If I reviewed The Book of Life on visuals alone, it would be a stunning masterpiece. If I added in thoughts about the soundtrack, it would still rank high on my list of favorite animated features. Unfortunately, a movie is more than moving pictures and music - it needs a story, and for being titled The BOOK of Life, this one doesn't quite hit that mark. All this is not to say that watching The Book of Life isn't a treat and a delight, because it is. The characters and worlds created are a joy to discover. The tale they tell just isn't as vibrant.

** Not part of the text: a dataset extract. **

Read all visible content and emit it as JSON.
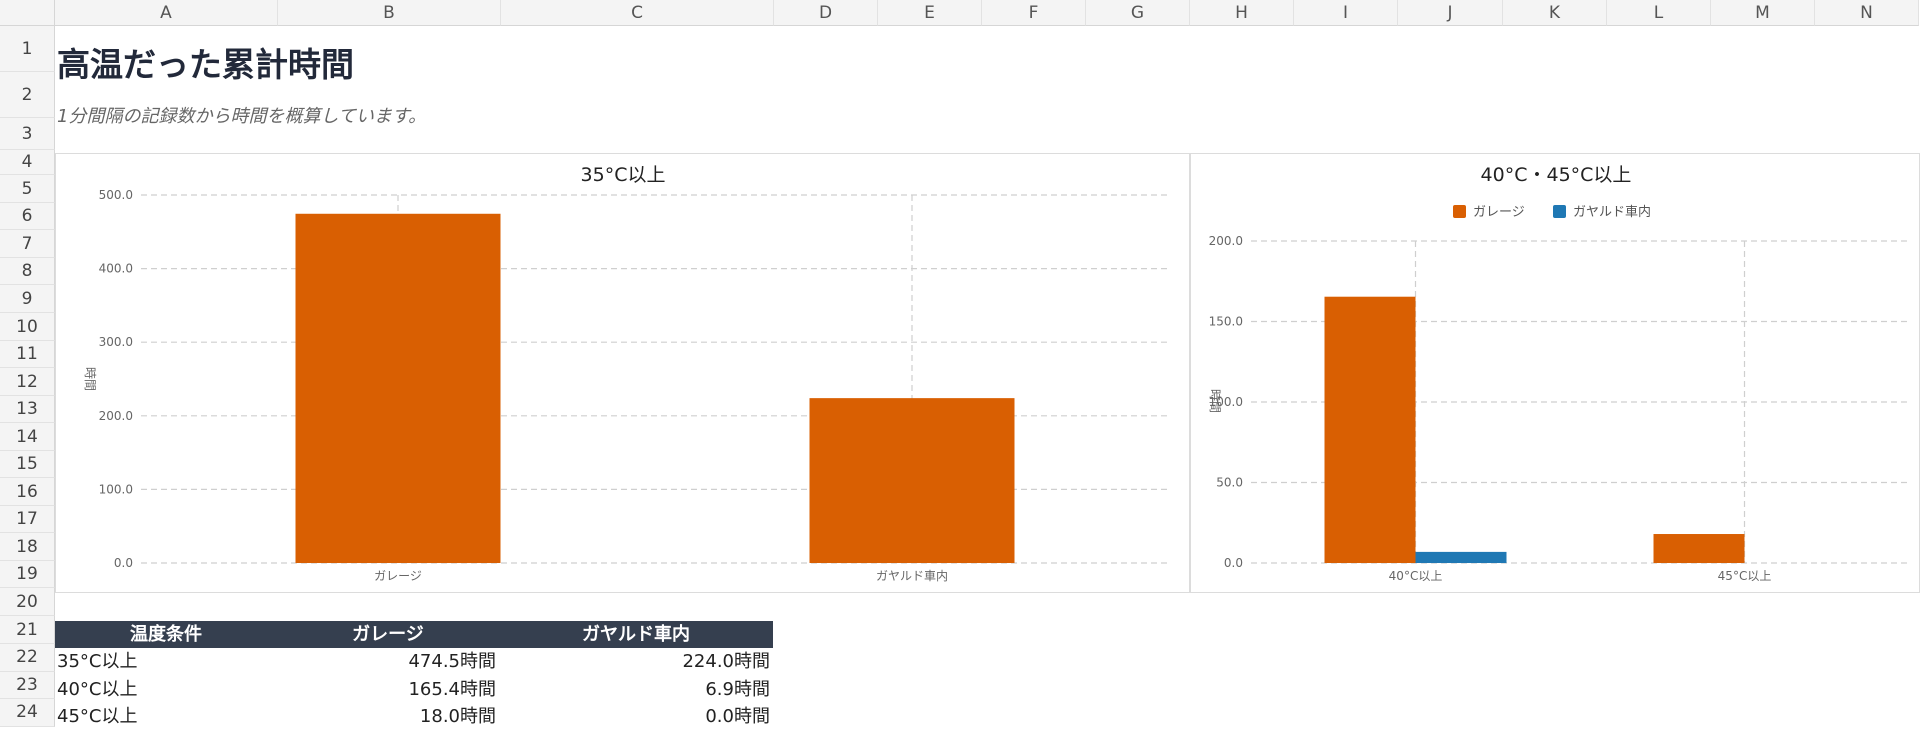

The movie opens on a modern day museum, and an unruly field trip group, but we soon hear the story of Maria (animal lover and carefree spirit), Manolo (sensitive musician turned bullfighter), and Joaquin ("courageous" town hero), three friends from a small Mexican town. A wager between La Muerte (Lady Death/Ruler of the Land of the Remembered) and Xibalba (Ruler of the Land of the Forgotten) pits Manolo against Joaquin in competition for Maria's hand in marriage.
Romance, sneakiness, family struggles, and outright cheating ensue, leaving Manolo to travel through several Lands in order to reach Maria while Joaquin decides to make an ultimate sacrifice to be a true hero. Maria herself has a few clever lines of dialogue, but is ultimately a prize to be won, not a dynamic character. That's where my main issue with The Book of Life lies: what if Maria wants neither boy/man? What if she doesn't want a man at all? Or even a woman? In the end, even if/when she does choose one of her best friends as the person she is in love with, that choice is overshadowed by the wager - if Maria is a good soul, she will choose Manolo, and therefore La Muerte, which will save humanity. If she chooses Joaquin, and therefore Xibalba, well, then the bad guys have won.
Maybe I would have fell for the passion and drama of the movie if I had watched during Halloween/Day of the Dead, when it came out. Even though it's called The Book of Life, death is a main character. And, along with the animation and the music, death is done well (read: appropriately). I would have no issue showing this movie to children to teach them about honoring and remembering the dead - it's just the movie's treatment of childhood relationships turned marriages and girls as trophies that bothers me.
In short, come for the animation, stay for the songs, and enjoy the afterlife. Just leave your expectations for gender equality at the door.